Confortável com a lacuna deixada pelo governo, o PCC
se estabeleceu e cresceu. Um dos chefes da sucursal potiguar responsáveis pela
rebelião da última semana, João Francisco dos Santos, o Dão, já havia dado uma
demonstração de força no passado. Segundo documentos obtidos por ÉPOCA, em 2013
comandou dois motins. Em 2014, foi flagrado circulando desinibidamente com um
celular na cadeia. Considerado um preso violento, Dão foi condenado pelo
assassinato do radialista Francisco Gomes de Medeiros, em Caicó, no interior do
estado.
A resposta à invasão de uma facção forasteira veio nos
anos seguintes. Em março de 2013, criminosos que discordavam da “obediência
cega” ao PCC, segundo uma promotora, criaram o SDC. Disputavam o controle do
mercado de drogas dentro e fora dos presídios. Apesar da divergência, o SDC
adotou práticas e estrutura quase idênticas às de seu rival – desde o estatuto,
uma espécie de código de conduta do crime, ao organograma de funções.
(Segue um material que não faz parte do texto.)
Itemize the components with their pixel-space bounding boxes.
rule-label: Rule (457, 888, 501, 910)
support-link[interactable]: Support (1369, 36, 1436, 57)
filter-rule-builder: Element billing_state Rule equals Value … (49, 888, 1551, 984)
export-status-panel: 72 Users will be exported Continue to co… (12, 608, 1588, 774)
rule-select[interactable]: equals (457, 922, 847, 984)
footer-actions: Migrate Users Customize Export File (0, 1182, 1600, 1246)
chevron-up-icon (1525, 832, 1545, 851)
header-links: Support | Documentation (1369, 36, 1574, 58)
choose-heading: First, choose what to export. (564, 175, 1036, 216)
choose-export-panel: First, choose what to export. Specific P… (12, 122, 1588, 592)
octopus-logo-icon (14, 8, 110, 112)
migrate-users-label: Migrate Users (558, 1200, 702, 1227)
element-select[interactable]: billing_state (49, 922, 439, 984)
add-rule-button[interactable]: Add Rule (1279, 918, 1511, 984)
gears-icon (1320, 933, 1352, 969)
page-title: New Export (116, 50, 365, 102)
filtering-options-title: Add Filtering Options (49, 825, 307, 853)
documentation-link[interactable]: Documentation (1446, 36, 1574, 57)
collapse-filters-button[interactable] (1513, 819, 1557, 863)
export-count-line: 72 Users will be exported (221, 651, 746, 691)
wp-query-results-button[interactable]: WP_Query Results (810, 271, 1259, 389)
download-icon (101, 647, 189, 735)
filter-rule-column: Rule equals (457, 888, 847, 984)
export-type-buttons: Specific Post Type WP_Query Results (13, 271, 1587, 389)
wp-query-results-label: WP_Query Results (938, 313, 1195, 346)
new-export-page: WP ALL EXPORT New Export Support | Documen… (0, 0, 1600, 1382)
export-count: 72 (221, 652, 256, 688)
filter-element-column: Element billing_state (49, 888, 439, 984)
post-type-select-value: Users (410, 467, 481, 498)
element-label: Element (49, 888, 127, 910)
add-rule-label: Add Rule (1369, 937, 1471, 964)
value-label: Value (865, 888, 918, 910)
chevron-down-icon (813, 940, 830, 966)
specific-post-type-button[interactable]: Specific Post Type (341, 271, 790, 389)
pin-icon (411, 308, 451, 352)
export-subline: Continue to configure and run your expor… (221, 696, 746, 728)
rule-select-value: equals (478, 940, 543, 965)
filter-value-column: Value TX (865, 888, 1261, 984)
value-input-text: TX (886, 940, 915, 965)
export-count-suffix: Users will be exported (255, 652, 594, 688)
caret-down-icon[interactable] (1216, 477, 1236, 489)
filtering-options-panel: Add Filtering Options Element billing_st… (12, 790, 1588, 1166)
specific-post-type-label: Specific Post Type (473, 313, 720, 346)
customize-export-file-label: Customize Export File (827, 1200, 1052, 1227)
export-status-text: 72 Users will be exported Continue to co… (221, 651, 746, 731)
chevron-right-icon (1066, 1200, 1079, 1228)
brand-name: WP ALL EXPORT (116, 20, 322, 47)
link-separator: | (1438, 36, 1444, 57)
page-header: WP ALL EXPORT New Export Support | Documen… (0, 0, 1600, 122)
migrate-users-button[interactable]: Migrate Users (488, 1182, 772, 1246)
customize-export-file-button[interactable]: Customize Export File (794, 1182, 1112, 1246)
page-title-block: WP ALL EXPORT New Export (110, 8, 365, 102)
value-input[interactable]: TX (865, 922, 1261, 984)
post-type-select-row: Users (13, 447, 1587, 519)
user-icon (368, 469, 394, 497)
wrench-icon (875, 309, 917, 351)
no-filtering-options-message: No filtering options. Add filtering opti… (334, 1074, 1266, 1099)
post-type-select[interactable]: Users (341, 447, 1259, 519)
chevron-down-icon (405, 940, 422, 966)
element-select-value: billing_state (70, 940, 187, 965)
O governador Robinson Faria veio a público na
quinta-feira para dar uma resposta às trapalhadas ao longo da semana. No ponto
mais agudo da crise, anunciou a entrada do Batalhão de Choque em Alcaçuz como
medida imediata para conter a batalha medieval. Prometeu mais. Na entrevista ao
canal de TV Globonews, disse ao vivo para o Brasil que, na manhã seguinte,
daria início à construção de um muro para isolar grupos rivais. Parecia ter
esquecido que a derrubada de um, dias antes, permitiu o massacre em Alcaçuz.